Il faut ajouter d'ailleurs que la prose de Du Bail manque de relief et de fermeté. Et c'est grand dommage! Il a eu le dessein arrêté d'enrichir d'une œuvre française la série des romans picaresques (il le dit expressément dans sa préface, où il rapproche son livre de Lazarille et de Guzman). Avec une souplesse assez remarquable chez un homme qui s'était jusque-là exercé dans un genre si différent, il est entré dans leur allure et dans leur esprit sur tous les points, et même sur les femmes, qu'il avait naguère portées si haut, il s'est rallié à leur philosophie désabusée 1. Il a compris qu'en de telles fictions la variété des aventures ne doit pas servir seulement à amuser, qu'elle est surtout un prétexte pour pénétrer en différents milieux et pour les peindre. Il s'est en effet appliqué à reproduire, sans en trop forcer le caractère, des aspects risibles ou tristes de la vie; et comme la vie qu'il connaît et qu'il évoque est la vie provinciale, son observation vient fort à propos compléter celle du parisien Sorel. S'il avait eu le talent d'organiser et de mettre en valeur la matière de cette observation, on compterait parmi les meilleurs essais du réalisme français ce livre, dont le titre annonce des extravagances, dont le fond est pourtant assez solide.

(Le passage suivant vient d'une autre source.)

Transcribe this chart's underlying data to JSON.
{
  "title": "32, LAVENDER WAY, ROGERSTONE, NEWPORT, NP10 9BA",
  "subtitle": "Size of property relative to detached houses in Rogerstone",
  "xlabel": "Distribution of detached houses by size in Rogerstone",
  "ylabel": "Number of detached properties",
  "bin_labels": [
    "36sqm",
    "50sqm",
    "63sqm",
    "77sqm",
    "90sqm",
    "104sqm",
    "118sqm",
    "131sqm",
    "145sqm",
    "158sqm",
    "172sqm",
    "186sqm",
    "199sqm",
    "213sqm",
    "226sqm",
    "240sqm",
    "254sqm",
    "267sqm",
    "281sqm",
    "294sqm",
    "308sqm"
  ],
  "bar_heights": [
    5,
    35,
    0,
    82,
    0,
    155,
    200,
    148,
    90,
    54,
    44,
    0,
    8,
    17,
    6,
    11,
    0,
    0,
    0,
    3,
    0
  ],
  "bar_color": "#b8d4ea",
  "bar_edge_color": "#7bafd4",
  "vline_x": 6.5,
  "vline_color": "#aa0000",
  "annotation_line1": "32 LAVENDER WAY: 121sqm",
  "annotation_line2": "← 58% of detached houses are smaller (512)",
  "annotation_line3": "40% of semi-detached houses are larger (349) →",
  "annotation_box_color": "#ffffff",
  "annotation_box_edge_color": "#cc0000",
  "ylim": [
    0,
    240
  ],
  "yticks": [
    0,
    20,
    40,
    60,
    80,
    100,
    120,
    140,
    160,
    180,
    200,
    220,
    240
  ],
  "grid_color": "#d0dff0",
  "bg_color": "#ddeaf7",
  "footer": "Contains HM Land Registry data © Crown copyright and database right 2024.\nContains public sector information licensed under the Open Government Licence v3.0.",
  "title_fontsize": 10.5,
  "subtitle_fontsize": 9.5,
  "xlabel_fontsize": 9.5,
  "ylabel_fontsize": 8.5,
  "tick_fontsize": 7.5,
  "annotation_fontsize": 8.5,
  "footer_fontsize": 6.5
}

1. Voir p. 149, 158 et particulièrement p. 185 et suiv.

CHAPITRE XII

LE ROMAN COMIQUE. LES NOUVELLES DE SCARRON.

Que Scarron ait fait un Roman comique 1, il n'y a rien là qui doive surprendre. Aux grands romans qui s'achèvent, comme la Cléopâtre, ou qui commencent, comme le Grand Cyrus, il lui plaît d'opposer, comme contre-partie, une histoire plaisante et familière, de même qu'il a raillé la tragédie héroïque dans ses Jodelels ou berné, dans les premiers chants du Virgile travesti, et la noble épopée et l'antiquité vénérable.

Ce qui étonne, c'est de trouver une part de vérité dans un livre écrit ainsi avec une intention ironique par le plus fantaisiste des hommes, qui semblait s'être appliqué jusque-là à passer à côté du naturel.

Cela s'explique, en partie, par ce fait qu'il a pris son sujet dans une réalité très présente à son esprit.

Dans sa jeunesse, depuis l'année 1634, il avait

1. Le Roman comique, Paris, T. Quinet, 1651, in-8 [Première partie]. Le Roman comique, de M. Scarron, Seconde partie. Paris, G. de Luyne, 1657, in-8.